To achieve these objectives, project EPCRTI will leverage some of the most advanced and innovative methodologies in the study of bacterial infectious diseases. These include the definition of the vaginal microbiota using high-throughput 16S rRNA sequencing, meta-transcriptomics to identify responses of the vaginal microbiota to chlamydial infection, the isolation of isogenic antibiotic-resistant mutants (a landmark advance in Chlamydia research) and the predictive power of biomathematical modeling of chlamydial infection and disease. The composition of the genital microbiota, the occurrence of secondary infection, the application of antibiotic treatment and the diversity of Chlamydia’s physiologic attributes and genome sequence are among the common variables that will be evaluated both longitudinally and cross-sectionally, in humans and in a parallel model of chlamydial infection in the reproductive tract of the guinea pig, and on an experimental scale never attempted before.

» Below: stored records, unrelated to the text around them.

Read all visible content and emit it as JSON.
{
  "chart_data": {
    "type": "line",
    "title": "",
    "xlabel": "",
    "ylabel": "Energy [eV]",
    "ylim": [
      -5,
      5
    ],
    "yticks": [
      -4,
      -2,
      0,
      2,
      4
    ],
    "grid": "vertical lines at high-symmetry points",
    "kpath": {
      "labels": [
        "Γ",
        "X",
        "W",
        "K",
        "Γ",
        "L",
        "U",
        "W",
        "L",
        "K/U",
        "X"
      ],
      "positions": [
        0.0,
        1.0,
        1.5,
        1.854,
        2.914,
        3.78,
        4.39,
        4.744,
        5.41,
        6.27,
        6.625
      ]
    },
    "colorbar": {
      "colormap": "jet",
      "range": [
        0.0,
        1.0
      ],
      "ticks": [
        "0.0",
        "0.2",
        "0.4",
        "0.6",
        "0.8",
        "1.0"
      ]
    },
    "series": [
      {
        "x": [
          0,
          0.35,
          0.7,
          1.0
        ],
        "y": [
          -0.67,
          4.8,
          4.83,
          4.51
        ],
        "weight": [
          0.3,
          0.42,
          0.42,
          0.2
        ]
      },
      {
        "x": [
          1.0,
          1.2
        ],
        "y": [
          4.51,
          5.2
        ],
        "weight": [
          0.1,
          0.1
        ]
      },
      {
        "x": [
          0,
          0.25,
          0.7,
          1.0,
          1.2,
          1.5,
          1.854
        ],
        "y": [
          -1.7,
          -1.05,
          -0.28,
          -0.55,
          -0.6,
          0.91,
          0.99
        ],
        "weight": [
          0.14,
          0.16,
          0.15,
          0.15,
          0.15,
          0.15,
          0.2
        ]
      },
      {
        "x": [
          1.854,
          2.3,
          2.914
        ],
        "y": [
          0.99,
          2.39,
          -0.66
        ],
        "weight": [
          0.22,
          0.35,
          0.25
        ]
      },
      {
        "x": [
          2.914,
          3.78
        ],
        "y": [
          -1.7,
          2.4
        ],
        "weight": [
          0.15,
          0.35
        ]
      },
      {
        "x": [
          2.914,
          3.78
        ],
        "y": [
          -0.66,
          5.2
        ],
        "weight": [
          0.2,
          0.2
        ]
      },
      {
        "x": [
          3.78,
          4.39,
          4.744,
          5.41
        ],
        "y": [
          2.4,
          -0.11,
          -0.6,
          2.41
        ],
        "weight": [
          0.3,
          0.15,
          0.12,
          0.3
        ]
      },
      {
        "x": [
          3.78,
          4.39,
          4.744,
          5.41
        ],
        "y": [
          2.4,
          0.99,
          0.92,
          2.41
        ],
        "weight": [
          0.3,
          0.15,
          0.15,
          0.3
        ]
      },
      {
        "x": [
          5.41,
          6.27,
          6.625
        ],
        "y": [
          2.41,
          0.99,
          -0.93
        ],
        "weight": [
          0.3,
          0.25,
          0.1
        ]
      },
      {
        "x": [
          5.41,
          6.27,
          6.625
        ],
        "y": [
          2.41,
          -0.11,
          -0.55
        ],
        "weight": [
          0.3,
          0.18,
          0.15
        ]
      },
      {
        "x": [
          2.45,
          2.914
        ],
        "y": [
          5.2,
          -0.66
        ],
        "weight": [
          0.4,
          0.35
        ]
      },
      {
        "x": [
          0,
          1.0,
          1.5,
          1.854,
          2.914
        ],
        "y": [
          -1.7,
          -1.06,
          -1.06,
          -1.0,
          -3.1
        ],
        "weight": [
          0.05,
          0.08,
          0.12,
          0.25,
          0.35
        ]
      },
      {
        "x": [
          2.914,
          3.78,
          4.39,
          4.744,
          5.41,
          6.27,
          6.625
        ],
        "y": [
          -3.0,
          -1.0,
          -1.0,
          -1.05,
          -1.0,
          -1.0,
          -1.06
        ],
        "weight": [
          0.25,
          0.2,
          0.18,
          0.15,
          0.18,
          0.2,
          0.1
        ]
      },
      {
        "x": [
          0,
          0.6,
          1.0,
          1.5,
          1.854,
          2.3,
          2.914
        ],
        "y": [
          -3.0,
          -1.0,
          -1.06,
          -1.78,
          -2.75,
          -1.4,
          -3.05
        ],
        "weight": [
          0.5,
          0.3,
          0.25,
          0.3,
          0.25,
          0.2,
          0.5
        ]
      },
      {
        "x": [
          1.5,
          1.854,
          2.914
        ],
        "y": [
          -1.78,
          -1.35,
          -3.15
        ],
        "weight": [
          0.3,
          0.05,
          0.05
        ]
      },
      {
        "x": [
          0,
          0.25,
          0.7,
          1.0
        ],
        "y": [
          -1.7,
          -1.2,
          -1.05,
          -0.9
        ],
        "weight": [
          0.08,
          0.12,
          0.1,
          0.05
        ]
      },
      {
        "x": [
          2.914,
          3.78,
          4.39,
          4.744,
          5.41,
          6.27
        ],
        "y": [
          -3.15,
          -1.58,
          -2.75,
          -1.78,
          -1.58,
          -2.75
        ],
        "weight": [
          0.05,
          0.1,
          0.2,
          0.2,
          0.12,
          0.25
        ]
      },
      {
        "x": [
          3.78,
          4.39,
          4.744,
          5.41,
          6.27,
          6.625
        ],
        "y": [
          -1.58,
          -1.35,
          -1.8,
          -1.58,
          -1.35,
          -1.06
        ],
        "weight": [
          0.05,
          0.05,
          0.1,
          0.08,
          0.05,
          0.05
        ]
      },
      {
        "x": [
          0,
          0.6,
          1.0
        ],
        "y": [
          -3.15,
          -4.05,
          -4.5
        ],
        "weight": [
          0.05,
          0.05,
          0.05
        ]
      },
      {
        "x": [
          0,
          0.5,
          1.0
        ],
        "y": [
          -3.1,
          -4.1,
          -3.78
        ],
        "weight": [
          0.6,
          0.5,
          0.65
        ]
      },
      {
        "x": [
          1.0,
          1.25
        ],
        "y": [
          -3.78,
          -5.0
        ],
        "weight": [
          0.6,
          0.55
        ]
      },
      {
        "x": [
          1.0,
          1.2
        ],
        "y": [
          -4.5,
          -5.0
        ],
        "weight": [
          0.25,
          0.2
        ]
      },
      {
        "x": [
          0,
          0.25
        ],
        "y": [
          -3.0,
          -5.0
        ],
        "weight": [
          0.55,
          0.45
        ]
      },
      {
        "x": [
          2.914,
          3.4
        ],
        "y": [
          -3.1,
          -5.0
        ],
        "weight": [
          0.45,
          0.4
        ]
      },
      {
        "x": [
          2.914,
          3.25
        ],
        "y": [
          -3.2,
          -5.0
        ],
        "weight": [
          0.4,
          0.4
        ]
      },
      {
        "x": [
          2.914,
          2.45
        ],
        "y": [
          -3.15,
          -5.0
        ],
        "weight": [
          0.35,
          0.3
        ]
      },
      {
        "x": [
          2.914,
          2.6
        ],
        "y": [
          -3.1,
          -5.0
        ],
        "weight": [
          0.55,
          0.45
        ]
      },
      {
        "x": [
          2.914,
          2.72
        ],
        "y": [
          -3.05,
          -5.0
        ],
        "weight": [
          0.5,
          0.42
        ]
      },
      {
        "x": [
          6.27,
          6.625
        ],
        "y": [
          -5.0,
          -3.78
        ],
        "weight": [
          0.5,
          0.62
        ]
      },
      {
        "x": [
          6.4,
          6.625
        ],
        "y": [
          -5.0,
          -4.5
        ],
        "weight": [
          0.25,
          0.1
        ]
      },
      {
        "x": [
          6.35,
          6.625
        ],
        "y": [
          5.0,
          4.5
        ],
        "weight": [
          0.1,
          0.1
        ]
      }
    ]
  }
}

Project EPRCTI is a Cooperative Research Center funded through the STD Branch of the NIAID, NIH. EPRCTI is co-directed by Drs. Patrik Bavoil and Jacques Ravel, University of Maryland IGS. Individual projects include Project 1 “Ecology of the vagina upon chlamydial infection”, Dr. Jacques Ravel, PI; Project 2 “Chlamydia pathogenesis in the reproductive tract”, Patrik Bavoil, PI; and Project 3 “Antibiotic resistance and metabolic pathways in Chlamydia species”, Dr. Anthony Maurelli, PI. Support cores include the Administrative Core led by Drs. Bavoil and Ravel, the Animal Model Core led by Dr. Roger Rank, University of Arkansas for Medical Sciences, Little Rock, Arkansas, the Clinical Core led by Dr. Ligia Peralta, Division of Adolescent and Young Adults Medicine, University of Maryland School of Medicine, and the Biological Informatics Core led by Dr. Owen White, University of Maryland-IGS

Project 2 (PI, Dr. Patrik Bavoil) aims to identify in vivo and in vitro correlates of the response to natural C. trachomatis infection of humans and of virulence gene expression of the corresponding human isolates. Similar studies will be performed on the response to C. caviae infection of guinea pigs and of conserved virulence gene expression in C. caviae isolates. Project 2 will investigate in parallel the diversity of two gene families conserved in C. trachomatis and C. caviae that hold promise in the development of therapeutics and of a Chlamydia vaccine, respectively: the type III secretion system and its effectors, a virulence-associated secretion mechanism conserved in many bacterial pathogens, and the Chlamydia-specific polymorphic membrane protein gene family. Longitudinal isolates of human C. trachomatis and guinea pig C. caviae will be used to assess variable expression of virulence factors in the context of treatment of the infection, variations in the vaginal microbiota, and the presence of co-infecting pathogens. Project 2 will also explore the predictive value of two existing biomathematical models of chlamydial development and pathogenesis (1,2) in collaboration with Dr. David Wilson, University of New South Wales, Sydney, Australia.

References

(1) Wilson, D.P., P. Timms, D.L.S. McElwain, & P.M. Bavoil. 2006. Type Three Secretion, contact-dependent model for the intracellular development of Chlamydia, Bull. Math. Biol. 68:1-18.

(2) Wilson, D.P., A.K. Bowlin, P.M. Bavoil and R.G. Rank. 2009. Ocular pathology elicited by Chlamydia and the predictive value of quantitative modeling. J Infect Dis 199:1780-1789.